8 juillet, 5 h 30 du matin : Imagerie à résonnance magnétique à l’Hôpital d’Ottawa, campus General. Hummm… Étant claustrophobe, je suis un peu anxieuse.  On m’enlève lunettes et appareils auditifs, là je me sens vraiment toute nue, ah! ah!  Mais finalement, je garde les yeux fermés et tout se passe bien.  Comme on radiographie uniquement la tête, c’est moins long, une quinzaine de minutes.  Mais ciel que cette machine fait du bruit!! Imaginez, on m’a mis des écouteurs anti-bruit, je suis sourde et ça fait du vacarme infernal.  Qu’est-ce que ça doit être pour les gens qui ont une ouïe normale ???

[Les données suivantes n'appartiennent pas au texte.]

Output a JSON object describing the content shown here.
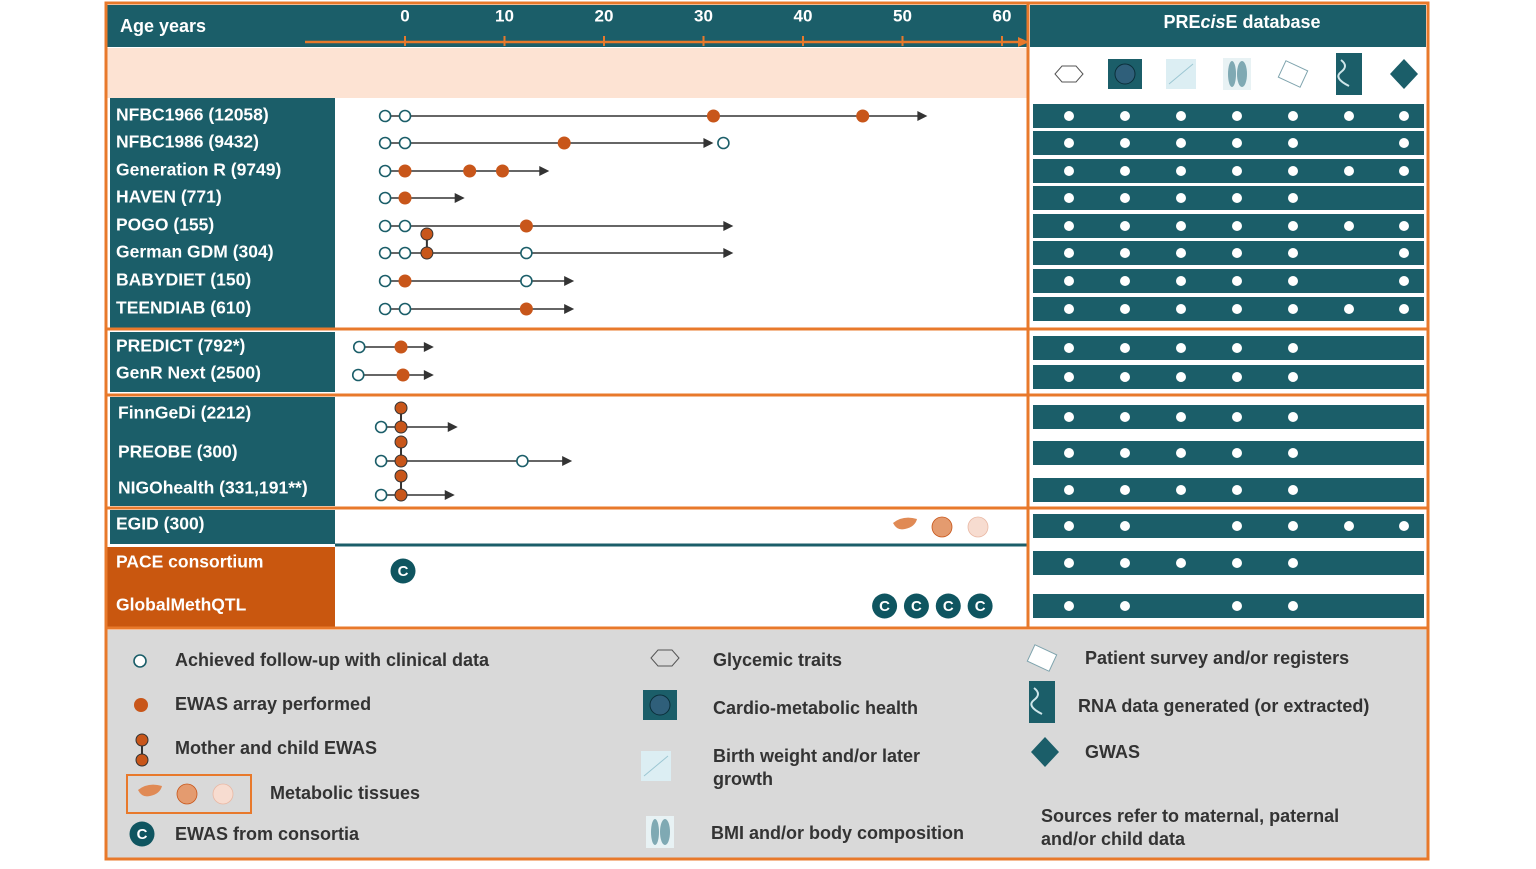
{
  "header": {
    "axis_label": "Age years",
    "ticks": [
      0,
      10,
      20,
      30,
      40,
      50,
      60
    ],
    "database_title_parts": [
      "PRE",
      "cis",
      "E database"
    ]
  },
  "groups": [
    {
      "cohorts": [
        {
          "name": "NFBC1966 (12058)",
          "points": [
            {
              "age": -2,
              "marker": "open"
            },
            {
              "age": 0,
              "marker": "open"
            },
            {
              "age": 31,
              "marker": "filled"
            },
            {
              "age": 46,
              "marker": "filled"
            }
          ],
          "arrow_end": 52.5,
          "database": [
            true,
            true,
            true,
            true,
            true,
            true,
            true
          ]
        },
        {
          "name": "NFBC1986 (9432)",
          "points": [
            {
              "age": -2,
              "marker": "open"
            },
            {
              "age": 0,
              "marker": "open"
            },
            {
              "age": 16,
              "marker": "filled"
            },
            {
              "age": 32,
              "marker": "open"
            }
          ],
          "arrow_end": 31,
          "database": [
            true,
            true,
            true,
            true,
            true,
            false,
            true
          ]
        },
        {
          "name": "Generation R (9749)",
          "points": [
            {
              "age": -2,
              "marker": "open"
            },
            {
              "age": 0,
              "marker": "filled"
            },
            {
              "age": 6.5,
              "marker": "filled"
            },
            {
              "age": 9.8,
              "marker": "filled"
            }
          ],
          "arrow_end": 14.5,
          "database": [
            true,
            true,
            true,
            true,
            true,
            true,
            true
          ]
        },
        {
          "name": "HAVEN (771)",
          "points": [
            {
              "age": -2,
              "marker": "open"
            },
            {
              "age": 0,
              "marker": "filled"
            }
          ],
          "arrow_end": 6,
          "database": [
            true,
            true,
            true,
            true,
            true,
            false,
            false
          ]
        },
        {
          "name": "POGO (155)",
          "points": [
            {
              "age": -2,
              "marker": "open"
            },
            {
              "age": 0,
              "marker": "open"
            },
            {
              "age": 12.2,
              "marker": "filled"
            }
          ],
          "arrow_end": 33,
          "database": [
            true,
            true,
            true,
            true,
            true,
            true,
            true
          ]
        },
        {
          "name": "German GDM (304)",
          "points": [
            {
              "age": -2,
              "marker": "open"
            },
            {
              "age": 0,
              "marker": "open"
            },
            {
              "age": 2.2,
              "marker": "mother-child"
            },
            {
              "age": 12.2,
              "marker": "open"
            }
          ],
          "arrow_end": 33,
          "database": [
            true,
            true,
            true,
            true,
            true,
            false,
            true
          ]
        },
        {
          "name": "BABYDIET (150)",
          "points": [
            {
              "age": -2,
              "marker": "open"
            },
            {
              "age": 0,
              "marker": "filled"
            },
            {
              "age": 12.2,
              "marker": "open"
            }
          ],
          "arrow_end": 17,
          "database": [
            true,
            true,
            true,
            true,
            true,
            false,
            true
          ]
        },
        {
          "name": "TEENDIAB (610)",
          "points": [
            {
              "age": -2,
              "marker": "open"
            },
            {
              "age": 0,
              "marker": "open"
            },
            {
              "age": 12.2,
              "marker": "filled"
            }
          ],
          "arrow_end": 17,
          "database": [
            true,
            true,
            true,
            true,
            true,
            true,
            true
          ]
        }
      ]
    },
    {
      "cohorts": [
        {
          "name": "PREDICT (792*)",
          "points": [
            {
              "age": -4.6,
              "marker": "open"
            },
            {
              "age": -0.4,
              "marker": "filled"
            }
          ],
          "arrow_end": 2.9,
          "database": [
            true,
            true,
            true,
            true,
            true,
            false,
            false
          ]
        },
        {
          "name": "GenR Next (2500)",
          "points": [
            {
              "age": -4.7,
              "marker": "open"
            },
            {
              "age": -0.2,
              "marker": "filled"
            }
          ],
          "arrow_end": 2.9,
          "database": [
            true,
            true,
            true,
            true,
            true,
            false,
            false
          ]
        }
      ]
    },
    {
      "cohorts": [
        {
          "name": "FinnGeDi (2212)",
          "points": [
            {
              "age": -2.4,
              "marker": "open"
            },
            {
              "age": -0.4,
              "marker": "mother-child"
            }
          ],
          "arrow_end": 5.3,
          "database": [
            true,
            true,
            true,
            true,
            true,
            false,
            false
          ]
        },
        {
          "name": "PREOBE (300)",
          "points": [
            {
              "age": -2.4,
              "marker": "open"
            },
            {
              "age": -0.4,
              "marker": "mother-child"
            },
            {
              "age": 11.8,
              "marker": "open"
            }
          ],
          "arrow_end": 16.8,
          "database": [
            true,
            true,
            true,
            true,
            true,
            false,
            false
          ]
        },
        {
          "name": "NIGOhealth (331,191**)",
          "points": [
            {
              "age": -2.4,
              "marker": "open"
            },
            {
              "age": -0.4,
              "marker": "mother-child"
            }
          ],
          "arrow_end": 5,
          "database": [
            true,
            true,
            true,
            true,
            true,
            false,
            false
          ]
        }
      ]
    },
    {
      "cohorts": [
        {
          "name": "EGID (300)",
          "tissues": true,
          "points": [],
          "database": [
            true,
            true,
            false,
            true,
            true,
            true,
            true
          ]
        }
      ]
    },
    {
      "label_style": "consortium",
      "cohorts": [
        {
          "name": "PACE consortium",
          "points": [
            {
              "age": -0.2,
              "marker": "consortium"
            }
          ],
          "database": [
            true,
            true,
            true,
            true,
            true,
            false,
            false
          ]
        },
        {
          "name": "GlobalMethQTL",
          "points": [
            {
              "age": 48.2,
              "marker": "consortium"
            },
            {
              "age": 51.4,
              "marker": "consortium"
            },
            {
              "age": 54.6,
              "marker": "consortium"
            },
            {
              "age": 57.8,
              "marker": "consortium"
            }
          ],
          "database": [
            true,
            true,
            false,
            true,
            true,
            false,
            false
          ]
        }
      ]
    }
  ],
  "legend": {
    "consortium_symbol": "C",
    "follow_up": "Achieved follow-up with clinical data",
    "ewas": "EWAS array performed",
    "mother_child": "Mother and child EWAS",
    "tissues": "Metabolic tissues",
    "consortia": "EWAS from consortia",
    "glycemic": "Glycemic traits",
    "cardio": "Cardio-metabolic health",
    "growth": [
      "Birth  weight  and/or  later",
      "growth"
    ],
    "bmi": "BMI and/or  body composition",
    "survey": "Patient survey and/or registers",
    "rna": "RNA data generated  (or extracted)",
    "gwas": "GWAS",
    "sources": [
      "Sources refer to maternal, paternal",
      "and/or child data"
    ]
  }
}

26 août, 12 h 41 : je reçois une lettre de Josée : (…) On a discuté de votre cas et pour l’instant, si ça vous convient et si nous recevons une réponse positive de la RAMQ sous peu, nous pourrions vous offrir le 12 octobre.  (…) WOW !!!! Inutile de vous dire que j’ai sauté au plafond ! 12 octobre !!! Mais c’est dans 7 semaines ça !!! Après quelques minutes de réflexion, je mets en branle le processus de remplacement à mon travail, mes patrons sont d’accords. :-)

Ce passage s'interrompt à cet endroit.